L’affaire a été évoquée en 2006, elle est aujourd’hui confirmée par un proche de l’ancien Premier ministre britannique Tony Blair. Les Anglais ont bien espionné les Russes avec un faux gros caillou.
Le MI6, le fameux service d'espionnage britannique © Reuters Andrew Winning
On connaissait l’imagination très fertile de "Q", le responsable des gadgets du fameux espion James Bond, elle est maintenant pleinement vérifiée sauf que cette fois, nous sommes dans la réalité.
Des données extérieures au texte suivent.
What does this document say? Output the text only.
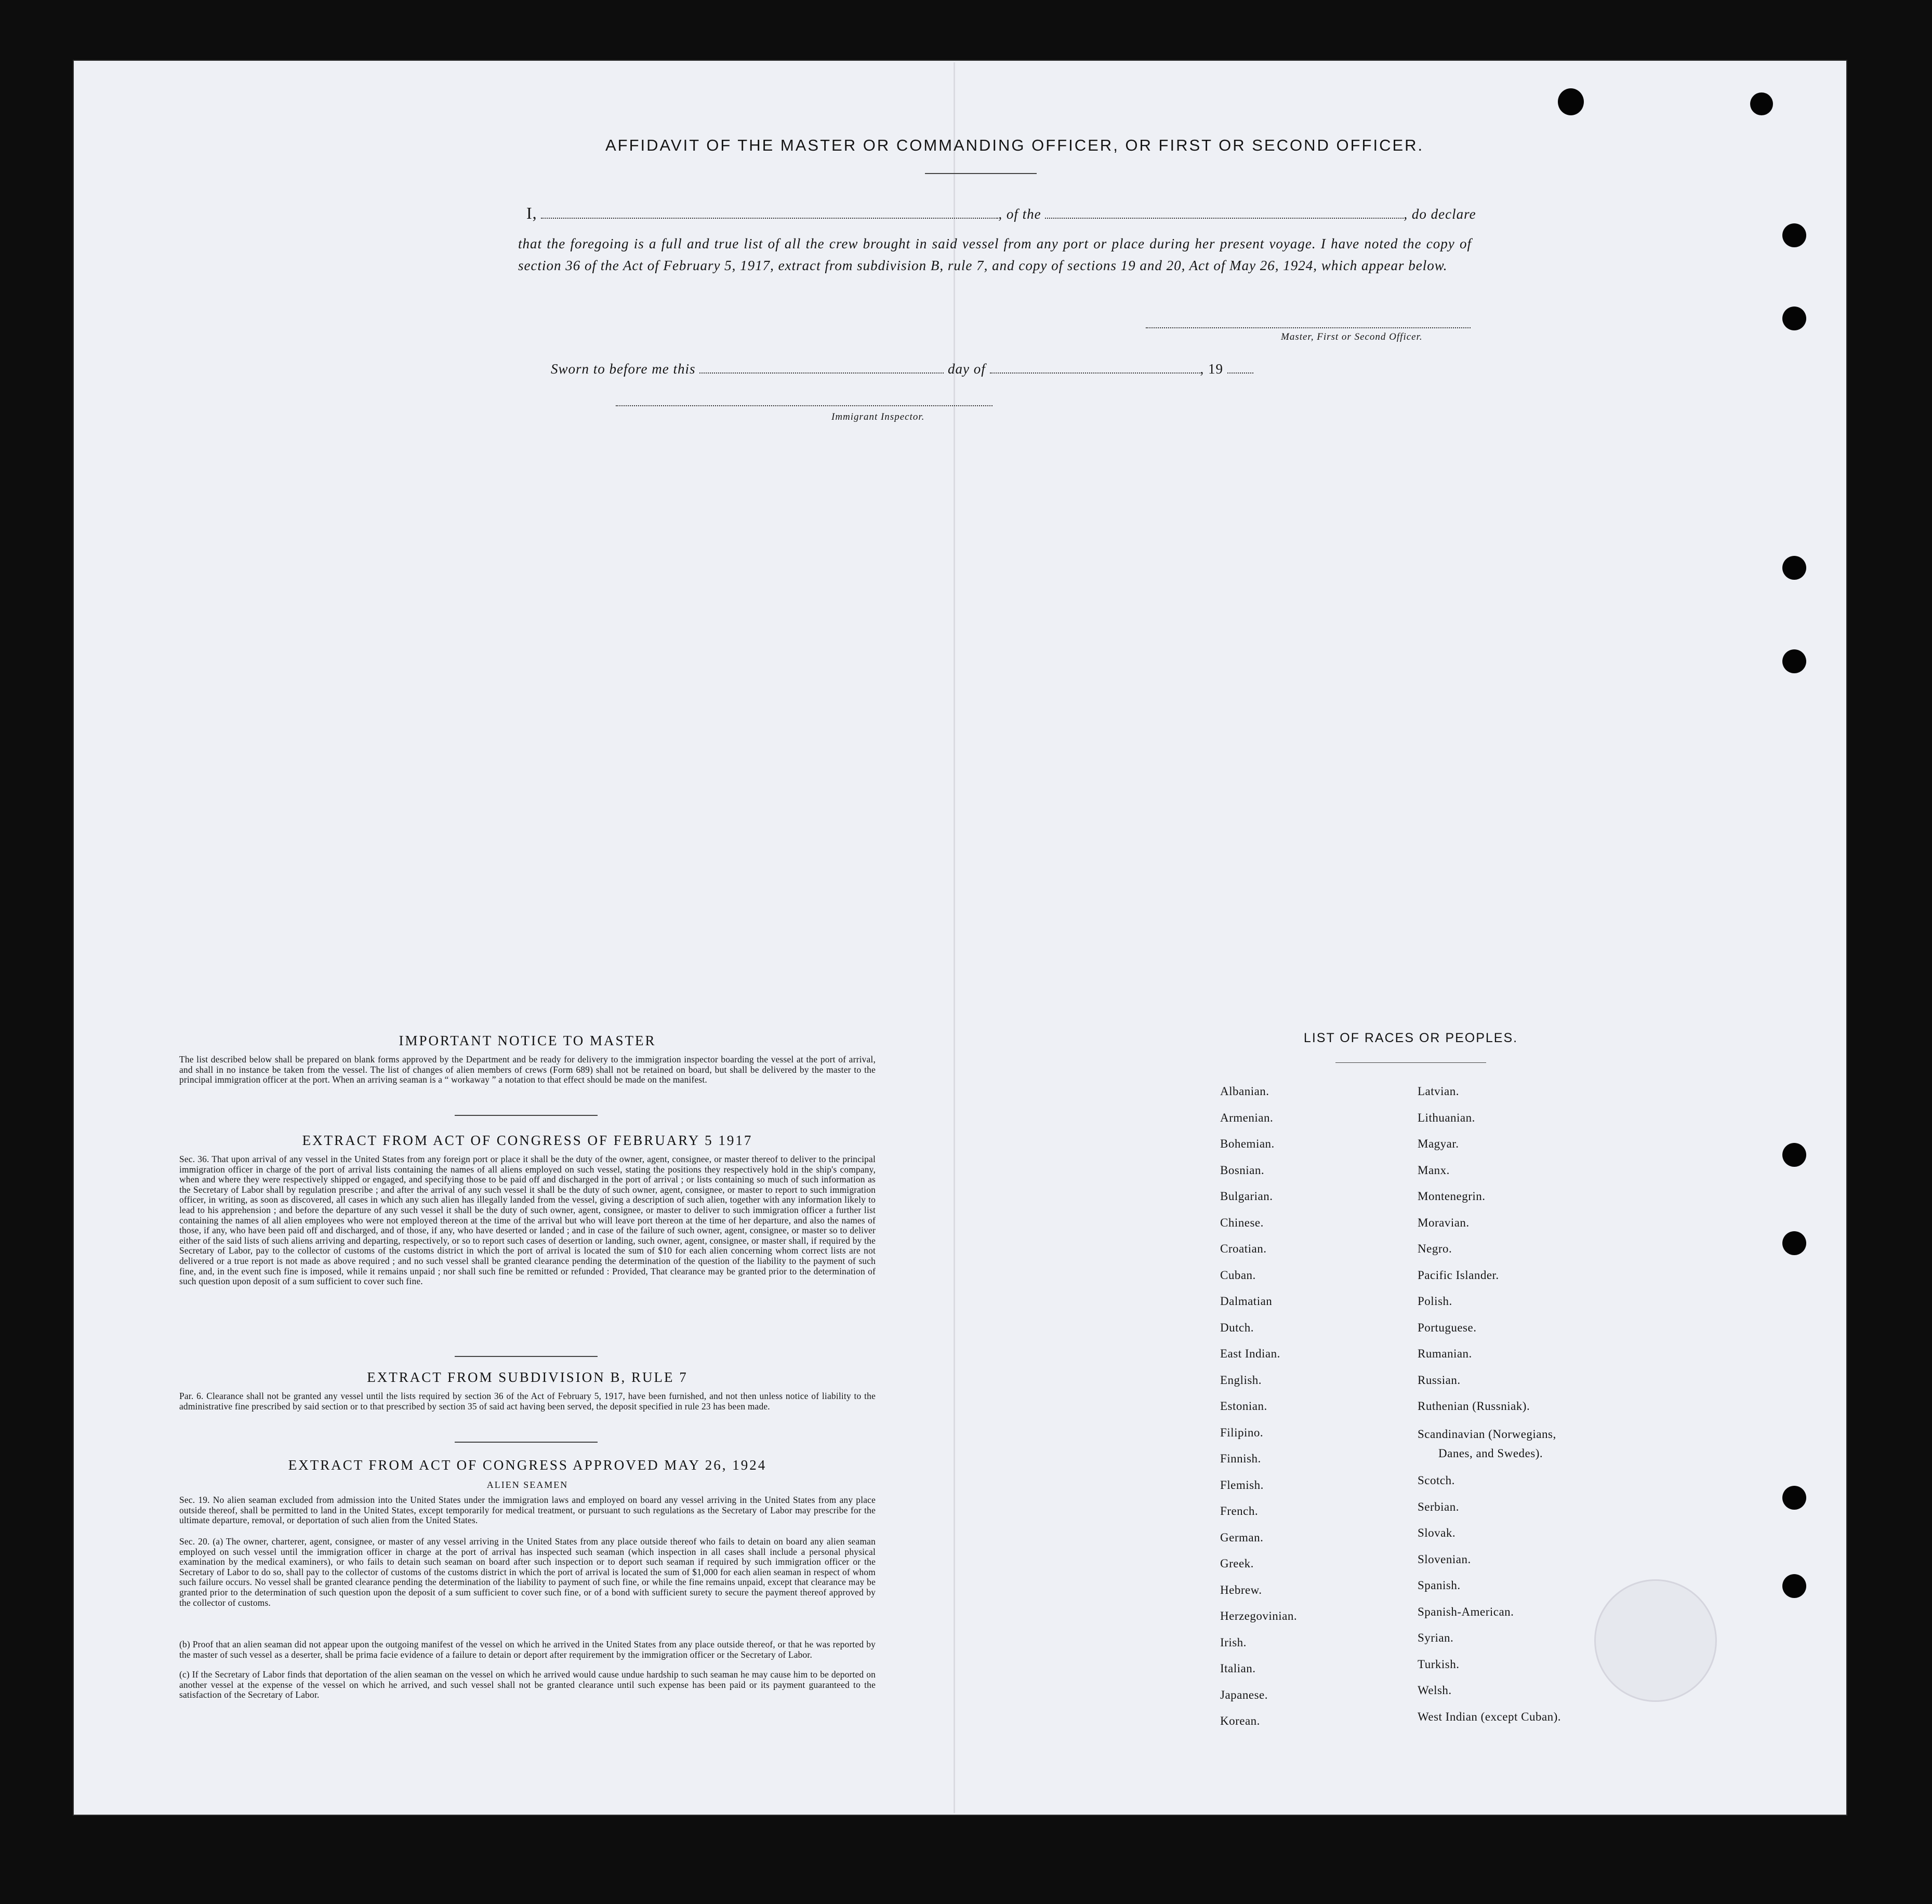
AFFIDAVIT OF THE MASTER OR COMMANDING OFFICER, OR FIRST OR SECOND OFFICER.
I,	, of the	, do declare
that the foregoing is a full and true list of all the crew brought in said vessel from any port or place during her present voyage. I have noted the copy of section 36 of the Act of February 5, 1917, extract from subdivision B, rule 7, and copy of sections 19 and 20, Act of May 26, 1924, which appear below.
Master, First or Second Officer.
Sworn to before me this	day of	, 19
Immigrant Inspector.
IMPORTANT NOTICE TO MASTER
The list described below shall be prepared on blank forms approved by the Department and be ready for delivery to the immigration inspector boarding the vessel at the port of arrival, and shall in no instance be taken from the vessel. The list of changes of alien members of crews (Form 689) shall not be retained on board, but shall be delivered by the master to the principal immigration officer at the port. When an arriving seaman is a “ workaway ” a notation to that effect should be made on the manifest.
EXTRACT FROM ACT OF CONGRESS OF FEBRUARY 5 1917
Sec. 36. That upon arrival of any vessel in the United States from any foreign port or place it shall be the duty of the owner, agent, consignee, or master thereof to deliver to the principal immigration officer in charge of the port of arrival lists containing the names of all aliens employed on such vessel, stating the positions they respectively hold in the ship's company, when and where they were respectively shipped or engaged, and specifying those to be paid off and discharged in the port of arrival ; or lists containing so much of such information as the Secretary of Labor shall by regulation prescribe ; and after the arrival of any such vessel it shall be the duty of such owner, agent, consignee, or master to report to such immigration officer, in writing, as soon as discovered, all cases in which any such alien has illegally landed from the vessel, giving a description of such alien, together with any information likely to lead to his apprehension ; and before the departure of any such vessel it shall be the duty of such owner, agent, consignee, or master to deliver to such immigration officer a further list containing the names of all alien employees who were not employed thereon at the time of the arrival but who will leave port thereon at the time of her departure, and also the names of those, if any, who have been paid off and discharged, and of those, if any, who have deserted or landed ; and in case of the failure of such owner, agent, consignee, or master so to deliver either of the said lists of such aliens arriving and departing, respectively, or so to report such cases of desertion or landing, such owner, agent, consignee, or master shall, if required by the Secretary of Labor, pay to the collector of customs of the customs district in which the port of arrival is located the sum of $10 for each alien concerning whom correct lists are not delivered or a true report is not made as above required ; and no such vessel shall be granted clearance pending the determination of the question of the liability to the payment of such fine, and, in the event such fine is imposed, while it remains unpaid ; nor shall such fine be remitted or refunded : Provided, That clearance may be granted prior to the determination of such question upon deposit of a sum sufficient to cover such fine.
EXTRACT FROM SUBDIVISION B, RULE 7
Par. 6. Clearance shall not be granted any vessel until the lists required by section 36 of the Act of February 5, 1917, have been furnished, and not then unless notice of liability to the administrative fine prescribed by said section or to that prescribed by section 35 of said act having been served, the deposit specified in rule 23 has been made.
EXTRACT FROM ACT OF CONGRESS APPROVED MAY 26, 1924
ALIEN SEAMEN
Sec. 19. No alien seaman excluded from admission into the United States under the immigration laws and employed on board any vessel arriving in the United States from any place outside thereof, shall be permitted to land in the United States, except temporarily for medical treatment, or pursuant to such regulations as the Secretary of Labor may prescribe for the ultimate departure, removal, or deportation of such alien from the United States.
Sec. 20. (a) The owner, charterer, agent, consignee, or master of any vessel arriving in the United States from any place outside thereof who fails to detain on board any alien seaman employed on such vessel until the immigration officer in charge at the port of arrival has inspected such seaman (which inspection in all cases shall include a personal physical examination by the medical examiners), or who fails to detain such seaman on board after such inspection or to deport such seaman if required by such immigration officer or the Secretary of Labor to do so, shall pay to the collector of customs of the customs district in which the port of arrival is located the sum of $1,000 for each alien seaman in respect of whom such failure occurs. No vessel shall be granted clearance pending the determination of the liability to payment of such fine, or while the fine remains unpaid, except that clearance may be granted prior to the determination of such question upon the deposit of a sum sufficient to cover such fine, or of a bond with sufficient surety to secure the payment thereof approved by the collector of customs.
(b) Proof that an alien seaman did not appear upon the outgoing manifest of the vessel on which he arrived in the United States from any place outside thereof, or that he was reported by the master of such vessel as a deserter, shall be prima facie evidence of a failure to detain or deport after requirement by the immigration officer or the Secretary of Labor.
(c) If the Secretary of Labor finds that deportation of the alien seaman on the vessel on which he arrived would cause undue hardship to such seaman he may cause him to be deported on another vessel at the expense of the vessel on which he arrived, and such vessel shall not be granted clearance until such expense has been paid or its payment guaranteed to the satisfaction of the Secretary of Labor.
LIST OF RACES OR PEOPLES.
Albanian.
Armenian.
Bohemian.
Bosnian.
Bulgarian.
Chinese.
Croatian.
Cuban.
Dalmatian
Dutch.
East Indian.
English.
Estonian.
Filipino.
Finnish.
Flemish.
French.
German.
Greek.
Hebrew.
Herzegovinian.
Irish.
Italian.
Japanese.
Korean.
Latvian.
Lithuanian.
Magyar.
Manx.
Montenegrin.
Moravian.
Negro.
Pacific Islander.
Polish.
Portuguese.
Rumanian.
Russian.
Ruthenian (Russniak).
Scandinavian (Norwegians,
Danes, and Swedes).
Scotch.
Serbian.
Slovak.
Slovenian.
Spanish.
Spanish-American.
Syrian.
Turkish.
Welsh.
West Indian (except Cuban).
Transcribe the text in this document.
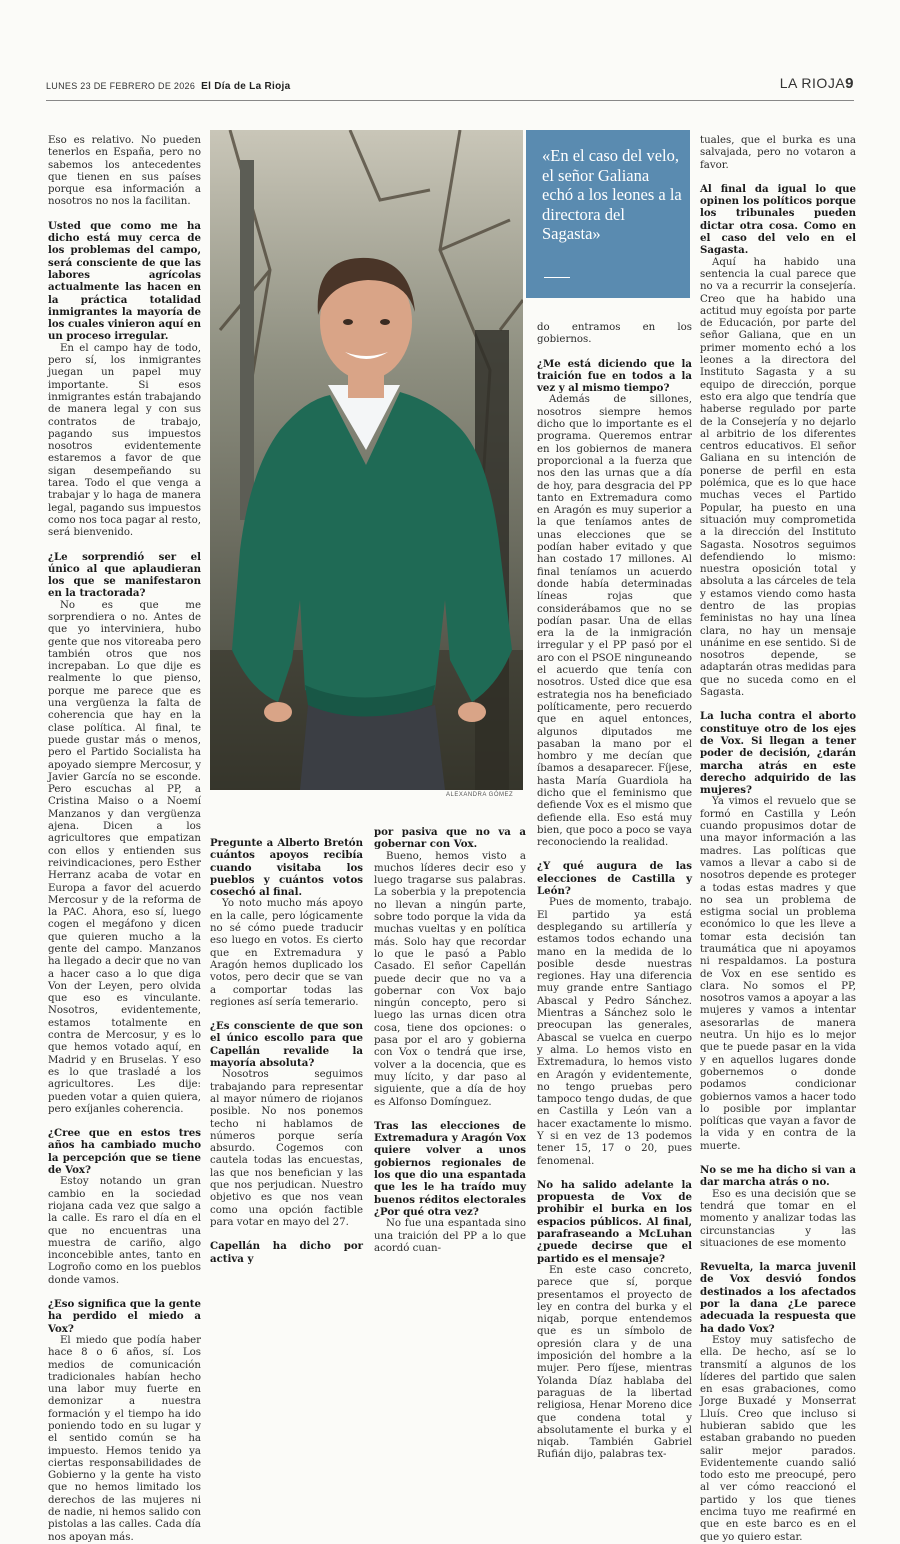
LUNES 23 DE FEBRERO DE 2026 El Día de La Rioja	LA RIOJA9

Eso es relativo. No pueden tenerlos en España, pero no sabemos los antecedentes que tienen en sus países porque esa información a nosotros no nos la facilitan.

Usted que como me ha dicho está muy cerca de los problemas del campo, será consciente de que las labores agrícolas actualmente las hacen en la práctica totalidad inmigrantes la mayoría de los cuales vinieron aquí en un proceso irregular.

En el campo hay de todo, pero sí, los inmigrantes juegan un papel muy importante. Si esos inmigrantes están trabajando de manera legal y con sus contratos de trabajo, pagando sus impuestos nosotros evidentemente estaremos a favor de que sigan desempeñando su tarea. Todo el que venga a trabajar y lo haga de manera legal, pagando sus impuestos como nos toca pagar al resto, será bienvenido.

¿Le sorprendió ser el único al que aplaudieran los que se manifestaron en la tractorada?

No es que me sorprendiera o no. Antes de que yo interviniera, hubo gente que nos vitoreaba pero también otros que nos increpaban. Lo que dije es realmente lo que pienso, porque me parece que es una vergüenza la falta de coherencia que hay en la clase política. Al final, te puede gustar más o menos, pero el Partido Socialista ha apoyado siempre Mercosur, y Javier García no se esconde. Pero escuchas al PP, a Cristina Maiso o a Noemí Manzanos y dan vergüenza ajena. Dicen a los agricultores que empatizan con ellos y entienden sus reivindicaciones, pero Esther Herranz acaba de votar en Europa a favor del acuerdo Mercosur y de la reforma de la PAC. Ahora, eso sí, luego cogen el megáfono y dicen que quieren mucho a la gente del campo. Manzanos ha llegado a decir que no van a hacer caso a lo que diga Von der Leyen, pero olvida que eso es vinculante. Nosotros, evidentemente, estamos totalmente en contra de Mercosur, y es lo que hemos votado aquí, en Madrid y en Bruselas. Y eso es lo que trasladé a los agricultores. Les dije: pueden votar a quien quiera, pero exíjanles coherencia.

¿Cree que en estos tres años ha cambiado mucho la percepción que se tiene de Vox?

Estoy notando un gran cambio en la sociedad riojana cada vez que salgo a la calle. Es raro el día en el que no encuentras una muestra de cariño, algo inconcebible antes, tanto en Logroño como en los pueblos donde vamos.

¿Eso significa que la gente ha perdido el miedo a Vox?

El miedo que podía haber hace 8 o 6 años, sí. Los medios de comunicación tradicionales habían hecho una labor muy fuerte en demonizar a nuestra formación y el tiempo ha ido poniendo todo en su lugar y el sentido común se ha impuesto. Hemos tenido ya ciertas responsabilidades de Gobierno y la gente ha visto que no hemos limitado los derechos de las mujeres ni de nadie, ni hemos salido con pistolas a las calles. Cada día nos apoyan más.

ALEXANDRA GÓMEZ
«En el caso del velo, el señor Galiana echó a los leones a la directora del Sagasta»

Pregunte a Alberto Bretón cuántos apoyos recibía cuando visitaba los pueblos y cuántos votos cosechó al final.

Yo noto mucho más apoyo en la calle, pero lógicamente no sé cómo puede traducir eso luego en votos. Es cierto que en Extremadura y Aragón hemos duplicado los votos, pero decir que se van a comportar todas las regiones así sería temerario.

¿Es consciente de que son el único escollo para que Capellán revalide la mayoría absoluta?

Nosotros seguimos trabajando para representar al mayor número de riojanos posible. No nos ponemos techo ni hablamos de números porque sería absurdo. Cogemos con cautela todas las encuestas, las que nos benefician y las que nos perjudican. Nuestro objetivo es que nos vean como una opción factible para votar en mayo del 27.

Capellán ha dicho por activa y

por pasiva que no va a gobernar con Vox.

Bueno, hemos visto a muchos líderes decir eso y luego tragarse sus palabras. La soberbia y la prepotencia no llevan a ningún parte, sobre todo porque la vida da muchas vueltas y en política más. Solo hay que recordar lo que le pasó a Pablo Casado. El señor Capellán puede decir que no va a gobernar con Vox bajo ningún concepto, pero si luego las urnas dicen otra cosa, tiene dos opciones: o pasa por el aro y gobierna con Vox o tendrá que irse, volver a la docencia, que es muy lícito, y dar paso al siguiente, que a día de hoy es Alfonso Domínguez.

Tras las elecciones de Extremadura y Aragón Vox quiere volver a unos gobiernos regionales de los que dio una espantada que les le ha traído muy buenos réditos electorales ¿Por qué otra vez?

No fue una espantada sino una traición del PP a lo que acordó cuan-

do entramos en los gobiernos.

¿Me está diciendo que la traición fue en todos a la vez y al mismo tiempo?

Además de sillones, nosotros siempre hemos dicho que lo importante es el programa. Queremos entrar en los gobiernos de manera proporcional a la fuerza que nos den las urnas que a día de hoy, para desgracia del PP tanto en Extremadura como en Aragón es muy superior a la que teníamos antes de unas elecciones que se podían haber evitado y que han costado 17 millones. Al final teníamos un acuerdo donde había determinadas líneas rojas que considerábamos que no se podían pasar. Una de ellas era la de la inmigración irregular y el PP pasó por el aro con el PSOE ninguneando el acuerdo que tenía con nosotros. Usted dice que esa estrategia nos ha beneficiado políticamente, pero recuerdo que en aquel entonces, algunos diputados me pasaban la mano por el hombro y me decían que íbamos a desaparecer. Fíjese, hasta María Guardiola ha dicho que el feminismo que defiende Vox es el mismo que defiende ella. Eso está muy bien, que poco a poco se vaya reconociendo la realidad.

¿Y qué augura de las elecciones de Castilla y León?

Pues de momento, trabajo. El partido ya está desplegando su artillería y estamos todos echando una mano en la medida de lo posible desde nuestras regiones. Hay una diferencia muy grande entre Santiago Abascal y Pedro Sánchez. Mientras a Sánchez solo le preocupan las generales, Abascal se vuelca en cuerpo y alma. Lo hemos visto en Extremadura, lo hemos visto en Aragón y evidentemente, no tengo pruebas pero tampoco tengo dudas, de que en Castilla y León van a hacer exactamente lo mismo. Y si en vez de 13 podemos tener 15, 17 o 20, pues fenomenal.

No ha salido adelante la propuesta de Vox de prohibir el burka en los espacios públicos. Al final, parafraseando a McLuhan ¿puede decirse que el partido es el mensaje?

En este caso concreto, parece que sí, porque presentamos el proyecto de ley en contra del burka y el niqab, porque entendemos que es un símbolo de opresión clara y de una imposición del hombre a la mujer. Pero fíjese, mientras Yolanda Díaz hablaba del paraguas de la libertad religiosa, Henar Moreno dice que condena total y absolutamente el burka y el niqab. También Gabriel Rufián dijo, palabras tex-

tuales, que el burka es una salvajada, pero no votaron a favor.

Al final da igual lo que opinen los políticos porque los tribunales pueden dictar otra cosa. Como en el caso del velo en el Sagasta.

Aquí ha habido una sentencia la cual parece que no va a recurrir la consejería. Creo que ha habido una actitud muy egoísta por parte de Educación, por parte del señor Galiana, que en un primer momento echó a los leones a la directora del Instituto Sagasta y a su equipo de dirección, porque esto era algo que tendría que haberse regulado por parte de la Consejería y no dejarlo al arbitrio de los diferentes centros educativos. El señor Galiana en su intención de ponerse de perfil en esta polémica, que es lo que hace muchas veces el Partido Popular, ha puesto en una situación muy comprometida a la dirección del Instituto Sagasta. Nosotros seguimos defendiendo lo mismo: nuestra oposición total y absoluta a las cárceles de tela y estamos viendo como hasta dentro de las propias feministas no hay una línea clara, no hay un mensaje unánime en ese sentido. Si de nosotros depende, se adaptarán otras medidas para que no suceda como en el Sagasta.

La lucha contra el aborto constituye otro de los ejes de Vox. Si llegan a tener poder de decisión, ¿darán marcha atrás en este derecho adquirido de las mujeres?

Ya vimos el revuelo que se formó en Castilla y León cuando propusimos dotar de una mayor información a las madres. Las políticas que vamos a llevar a cabo si de nosotros depende es proteger a todas estas madres y que no sea un problema de estigma social un problema económico lo que les lleve a tomar esta decisión tan traumática que ni apoyamos ni respaldamos. La postura de Vox en ese sentido es clara. No somos el PP, nosotros vamos a apoyar a las mujeres y vamos a intentar asesorarlas de manera neutra. Un hijo es lo mejor que te puede pasar en la vida y en aquellos lugares donde gobernemos o donde podamos condicionar gobiernos vamos a hacer todo lo posible por implantar políticas que vayan a favor de la vida y en contra de la muerte.

No se me ha dicho si van a dar marcha atrás o no.

Eso es una decisión que se tendrá que tomar en el momento y analizar todas las circunstancias y las situaciones de ese momento

Revuelta, la marca juvenil de Vox desvió fondos destinados a los afectados por la dana ¿Le parece adecuada la respuesta que ha dado Vox?

Estoy muy satisfecho de ella. De hecho, así se lo transmití a algunos de los líderes del partido que salen en esas grabaciones, como Jorge Buxadé y Monserrat Lluís. Creo que incluso si hubieran sabido que les estaban grabando no pueden salir mejor parados. Evidentemente cuando salió todo esto me preocupé, pero al ver cómo reaccionó el partido y los que tienes encima tuyo me reafirmé en que en este barco es en el que yo quiero estar.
Retour en 2006 à Moscou, des agents britanniques installent un faux rocher bourré déquipements électroniques dans le cœur de la capitale russe. Sa mission, servir de base pour envoyer des informations au MI6, le "Secret Intelligence Service". Tout se passe bien jusqu’au jour où les Russes repèrent l’insolite mouchard.
Dans un premier temps, les services du président Vladimir Poutine se contenteront d’espionner l’espion pour voir à qui profite l’affaire. Ils se mettent alors à filmer le rocher trop bavard. C’est ainsi qu’ils constateront qu’en effet, des informateurs déposent des informations et que des agents de sa Majesté vont et viennent régulièrement pour les récolter. Les scènes seront même filmées et diffusées plus tard à la télévision.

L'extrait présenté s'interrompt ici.